On demand from readers, the ministry plans to create a “city hub” out of the Esplanade newspaper reading room, where all digital records of the library will be made available to the scholars. The ministry has also finalised the new recruitment rules for the search-and-selection of a candidate as library director. The post will be advertised soon.
The Telegraph Metro
The proposed scheme is not, or shouldn't be, merely a matter of upgrading storing facilities; it's also a matter of the restoration of rare, brittle books on the verge of suicide - some as old as the first half of the 19th century - to a less vulnerable state. While the library has chemical and non-chemical methods of eliminating insecta and their eggs in a fumigation chamber, the technology far from adequate, leave alone state-of-the-art.

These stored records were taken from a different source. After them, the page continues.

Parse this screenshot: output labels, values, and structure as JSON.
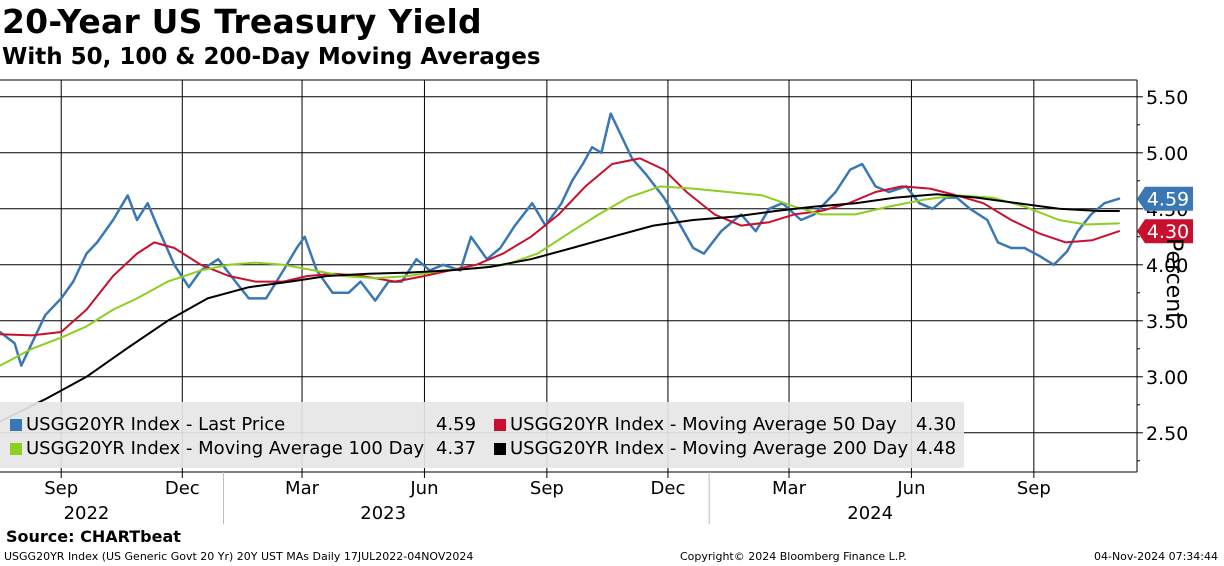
{
  "header": {
    "title": "20-Year US Treasury Yield",
    "subtitle": "With 50, 100 & 200-Day Moving Averages"
  },
  "footer": {
    "source": "Source: CHARTbeat",
    "description": "USGG20YR Index (US Generic Govt 20 Yr) 20Y UST MAs  Daily 17JUL2022-04NOV2024",
    "copyright": "Copyright© 2024 Bloomberg Finance L.P.",
    "timestamp": "04-Nov-2024 07:34:44"
  },
  "legend": {
    "items": [
      {
        "label": "USGG20YR Index - Last Price",
        "value": "4.59",
        "color": "#3a78b5"
      },
      {
        "label": "USGG20YR Index - Moving Average 50 Day",
        "value": "4.30",
        "color": "#c8102e"
      },
      {
        "label": "USGG20YR Index - Moving Average 100 Day",
        "value": "4.37",
        "color": "#8ccf1e"
      },
      {
        "label": "USGG20YR Index - Moving Average 200 Day",
        "value": "4.48",
        "color": "#000000"
      }
    ]
  },
  "chart_data": {
    "type": "line",
    "ylabel": "Percent",
    "ylim": [
      2.15,
      5.65
    ],
    "y_ticks": [
      "2.50",
      "3.00",
      "3.50",
      "4.00",
      "4.50",
      "5.00",
      "5.50"
    ],
    "x_range": [
      "2022-07-17",
      "2024-11-04"
    ],
    "x_ticks": [
      {
        "date": "2022-09-01",
        "label": "Sep"
      },
      {
        "date": "2022-12-01",
        "label": "Dec"
      },
      {
        "date": "2023-03-01",
        "label": "Mar"
      },
      {
        "date": "2023-06-01",
        "label": "Jun"
      },
      {
        "date": "2023-09-01",
        "label": "Sep"
      },
      {
        "date": "2023-12-01",
        "label": "Dec"
      },
      {
        "date": "2024-03-01",
        "label": "Mar"
      },
      {
        "date": "2024-06-01",
        "label": "Jun"
      },
      {
        "date": "2024-09-01",
        "label": "Sep"
      }
    ],
    "year_labels": [
      {
        "date": "2022-09-20",
        "label": "2022"
      },
      {
        "date": "2023-05-01",
        "label": "2023"
      },
      {
        "date": "2024-05-01",
        "label": "2024"
      }
    ],
    "year_dividers": [
      "2023-01-01",
      "2024-01-01"
    ],
    "last_value_tags": [
      {
        "series": "Last Price",
        "value": "4.59",
        "color": "#3a78b5"
      },
      {
        "series": "Moving Average 50 Day",
        "value": "4.30",
        "color": "#c8102e"
      }
    ],
    "series": [
      {
        "name": "USGG20YR Index - Last Price",
        "color": "#3a78b5",
        "points": [
          [
            "2022-07-17",
            3.4
          ],
          [
            "2022-07-28",
            3.3
          ],
          [
            "2022-08-02",
            3.1
          ],
          [
            "2022-08-10",
            3.3
          ],
          [
            "2022-08-20",
            3.55
          ],
          [
            "2022-09-01",
            3.7
          ],
          [
            "2022-09-10",
            3.85
          ],
          [
            "2022-09-20",
            4.1
          ],
          [
            "2022-09-28",
            4.2
          ],
          [
            "2022-10-10",
            4.4
          ],
          [
            "2022-10-21",
            4.62
          ],
          [
            "2022-10-28",
            4.4
          ],
          [
            "2022-11-05",
            4.55
          ],
          [
            "2022-11-12",
            4.35
          ],
          [
            "2022-11-25",
            4.0
          ],
          [
            "2022-12-06",
            3.8
          ],
          [
            "2022-12-15",
            3.95
          ],
          [
            "2022-12-28",
            4.05
          ],
          [
            "2023-01-10",
            3.85
          ],
          [
            "2023-01-20",
            3.7
          ],
          [
            "2023-02-02",
            3.7
          ],
          [
            "2023-02-15",
            3.95
          ],
          [
            "2023-02-25",
            4.15
          ],
          [
            "2023-03-03",
            4.25
          ],
          [
            "2023-03-12",
            3.95
          ],
          [
            "2023-03-24",
            3.75
          ],
          [
            "2023-04-05",
            3.75
          ],
          [
            "2023-04-14",
            3.85
          ],
          [
            "2023-04-25",
            3.68
          ],
          [
            "2023-05-05",
            3.85
          ],
          [
            "2023-05-15",
            3.85
          ],
          [
            "2023-05-26",
            4.05
          ],
          [
            "2023-06-05",
            3.95
          ],
          [
            "2023-06-15",
            4.0
          ],
          [
            "2023-06-28",
            3.95
          ],
          [
            "2023-07-06",
            4.25
          ],
          [
            "2023-07-18",
            4.05
          ],
          [
            "2023-07-28",
            4.15
          ],
          [
            "2023-08-08",
            4.35
          ],
          [
            "2023-08-21",
            4.55
          ],
          [
            "2023-08-31",
            4.35
          ],
          [
            "2023-09-12",
            4.55
          ],
          [
            "2023-09-20",
            4.75
          ],
          [
            "2023-09-28",
            4.9
          ],
          [
            "2023-10-05",
            5.05
          ],
          [
            "2023-10-12",
            5.0
          ],
          [
            "2023-10-19",
            5.35
          ],
          [
            "2023-10-27",
            5.15
          ],
          [
            "2023-11-04",
            4.95
          ],
          [
            "2023-11-15",
            4.8
          ],
          [
            "2023-11-28",
            4.6
          ],
          [
            "2023-12-08",
            4.4
          ],
          [
            "2023-12-20",
            4.15
          ],
          [
            "2023-12-28",
            4.1
          ],
          [
            "2024-01-10",
            4.3
          ],
          [
            "2024-01-25",
            4.45
          ],
          [
            "2024-02-05",
            4.3
          ],
          [
            "2024-02-15",
            4.5
          ],
          [
            "2024-02-25",
            4.55
          ],
          [
            "2024-03-10",
            4.4
          ],
          [
            "2024-03-20",
            4.45
          ],
          [
            "2024-04-05",
            4.65
          ],
          [
            "2024-04-16",
            4.85
          ],
          [
            "2024-04-25",
            4.9
          ],
          [
            "2024-05-05",
            4.7
          ],
          [
            "2024-05-15",
            4.65
          ],
          [
            "2024-05-28",
            4.7
          ],
          [
            "2024-06-07",
            4.55
          ],
          [
            "2024-06-17",
            4.5
          ],
          [
            "2024-06-27",
            4.6
          ],
          [
            "2024-07-05",
            4.6
          ],
          [
            "2024-07-15",
            4.5
          ],
          [
            "2024-07-28",
            4.4
          ],
          [
            "2024-08-05",
            4.2
          ],
          [
            "2024-08-15",
            4.15
          ],
          [
            "2024-08-25",
            4.15
          ],
          [
            "2024-09-05",
            4.08
          ],
          [
            "2024-09-16",
            4.0
          ],
          [
            "2024-09-26",
            4.12
          ],
          [
            "2024-10-04",
            4.3
          ],
          [
            "2024-10-14",
            4.45
          ],
          [
            "2024-10-24",
            4.55
          ],
          [
            "2024-11-04",
            4.59
          ]
        ]
      },
      {
        "name": "USGG20YR Index - Moving Average 50 Day",
        "color": "#c8102e",
        "points": [
          [
            "2022-07-17",
            3.38
          ],
          [
            "2022-08-10",
            3.37
          ],
          [
            "2022-09-01",
            3.4
          ],
          [
            "2022-09-20",
            3.6
          ],
          [
            "2022-10-10",
            3.9
          ],
          [
            "2022-10-28",
            4.1
          ],
          [
            "2022-11-10",
            4.2
          ],
          [
            "2022-11-25",
            4.15
          ],
          [
            "2022-12-15",
            4.0
          ],
          [
            "2023-01-05",
            3.9
          ],
          [
            "2023-01-25",
            3.85
          ],
          [
            "2023-02-15",
            3.85
          ],
          [
            "2023-03-05",
            3.9
          ],
          [
            "2023-03-25",
            3.92
          ],
          [
            "2023-04-15",
            3.9
          ],
          [
            "2023-05-10",
            3.85
          ],
          [
            "2023-06-01",
            3.9
          ],
          [
            "2023-06-20",
            3.95
          ],
          [
            "2023-07-10",
            4.0
          ],
          [
            "2023-07-30",
            4.1
          ],
          [
            "2023-08-20",
            4.25
          ],
          [
            "2023-09-10",
            4.45
          ],
          [
            "2023-09-30",
            4.7
          ],
          [
            "2023-10-20",
            4.9
          ],
          [
            "2023-11-10",
            4.95
          ],
          [
            "2023-11-28",
            4.85
          ],
          [
            "2023-12-15",
            4.65
          ],
          [
            "2024-01-05",
            4.45
          ],
          [
            "2024-01-25",
            4.35
          ],
          [
            "2024-02-15",
            4.38
          ],
          [
            "2024-03-05",
            4.45
          ],
          [
            "2024-03-25",
            4.48
          ],
          [
            "2024-04-15",
            4.55
          ],
          [
            "2024-05-05",
            4.65
          ],
          [
            "2024-05-25",
            4.7
          ],
          [
            "2024-06-15",
            4.68
          ],
          [
            "2024-07-05",
            4.62
          ],
          [
            "2024-07-25",
            4.55
          ],
          [
            "2024-08-15",
            4.4
          ],
          [
            "2024-09-05",
            4.28
          ],
          [
            "2024-09-25",
            4.2
          ],
          [
            "2024-10-15",
            4.22
          ],
          [
            "2024-11-04",
            4.3
          ]
        ]
      },
      {
        "name": "USGG20YR Index - Moving Average 100 Day",
        "color": "#8ccf1e",
        "points": [
          [
            "2022-07-17",
            3.1
          ],
          [
            "2022-08-10",
            3.25
          ],
          [
            "2022-09-01",
            3.35
          ],
          [
            "2022-09-20",
            3.45
          ],
          [
            "2022-10-10",
            3.6
          ],
          [
            "2022-10-28",
            3.7
          ],
          [
            "2022-11-20",
            3.85
          ],
          [
            "2022-12-15",
            3.95
          ],
          [
            "2023-01-05",
            4.0
          ],
          [
            "2023-01-25",
            4.02
          ],
          [
            "2023-02-15",
            4.0
          ],
          [
            "2023-03-10",
            3.95
          ],
          [
            "2023-04-01",
            3.9
          ],
          [
            "2023-04-25",
            3.88
          ],
          [
            "2023-05-20",
            3.9
          ],
          [
            "2023-06-15",
            3.95
          ],
          [
            "2023-07-10",
            3.97
          ],
          [
            "2023-08-01",
            4.0
          ],
          [
            "2023-08-25",
            4.1
          ],
          [
            "2023-09-20",
            4.3
          ],
          [
            "2023-10-10",
            4.45
          ],
          [
            "2023-11-01",
            4.6
          ],
          [
            "2023-11-25",
            4.7
          ],
          [
            "2023-12-20",
            4.68
          ],
          [
            "2024-01-15",
            4.65
          ],
          [
            "2024-02-10",
            4.62
          ],
          [
            "2024-03-05",
            4.52
          ],
          [
            "2024-03-25",
            4.45
          ],
          [
            "2024-04-20",
            4.45
          ],
          [
            "2024-05-15",
            4.52
          ],
          [
            "2024-06-10",
            4.58
          ],
          [
            "2024-07-05",
            4.62
          ],
          [
            "2024-08-01",
            4.6
          ],
          [
            "2024-08-25",
            4.52
          ],
          [
            "2024-09-20",
            4.4
          ],
          [
            "2024-10-10",
            4.36
          ],
          [
            "2024-11-04",
            4.37
          ]
        ]
      },
      {
        "name": "USGG20YR Index - Moving Average 200 Day",
        "color": "#000000",
        "points": [
          [
            "2022-07-17",
            2.6
          ],
          [
            "2022-08-20",
            2.8
          ],
          [
            "2022-09-20",
            3.0
          ],
          [
            "2022-10-20",
            3.25
          ],
          [
            "2022-11-20",
            3.5
          ],
          [
            "2022-12-20",
            3.7
          ],
          [
            "2023-01-20",
            3.8
          ],
          [
            "2023-02-20",
            3.85
          ],
          [
            "2023-03-20",
            3.9
          ],
          [
            "2023-04-20",
            3.92
          ],
          [
            "2023-05-20",
            3.93
          ],
          [
            "2023-06-20",
            3.95
          ],
          [
            "2023-07-20",
            3.98
          ],
          [
            "2023-08-20",
            4.05
          ],
          [
            "2023-09-20",
            4.15
          ],
          [
            "2023-10-20",
            4.25
          ],
          [
            "2023-11-20",
            4.35
          ],
          [
            "2023-12-20",
            4.4
          ],
          [
            "2024-01-20",
            4.43
          ],
          [
            "2024-02-20",
            4.48
          ],
          [
            "2024-03-20",
            4.52
          ],
          [
            "2024-04-20",
            4.55
          ],
          [
            "2024-05-20",
            4.6
          ],
          [
            "2024-06-20",
            4.63
          ],
          [
            "2024-07-20",
            4.6
          ],
          [
            "2024-08-20",
            4.55
          ],
          [
            "2024-09-20",
            4.5
          ],
          [
            "2024-10-20",
            4.48
          ],
          [
            "2024-11-04",
            4.48
          ]
        ]
      }
    ]
  }
}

Then, at least some of the advisory salvage board seems to have been appointed keeping uppermost in mind the impassioned bibliophiles who served the National Library in its glory days: Mukul Kesavan, a fine and prolix, if occasionally overwrought, writer in his own right, is the son of BS Kesavan, the first librarian of the National Library (1948-63, 1970-71), or, as his exact designation went, the first National Librarian of independent India. Uma Das Gupta is the (indisputably learned and capable) wife of a former director (1984-90) of the National Library, Prof Ashin Dasgupta (1922-98).
None of this is to suggest that they don't have the qualifications to refurbish and revivify the National Library. Quite the opposite, in fact: they are just the kind of people needed to oversee the rehabilitation of this Library of Babel - but what they do not have is the organisational wherewithal to negotiate the economic and political corridors of which Prime Minister Manmohan Singh, who offhandedly set the ball rolling on this scheme, is a professional habitue.
And, as is usual here, the board will meet for the first time only in November, months hence. Clearly, for a library that has been around, as the National Library, since 1953 (and in its earlier avatar as the Imperial Library since 1891), a few months of procrastination is not an issue.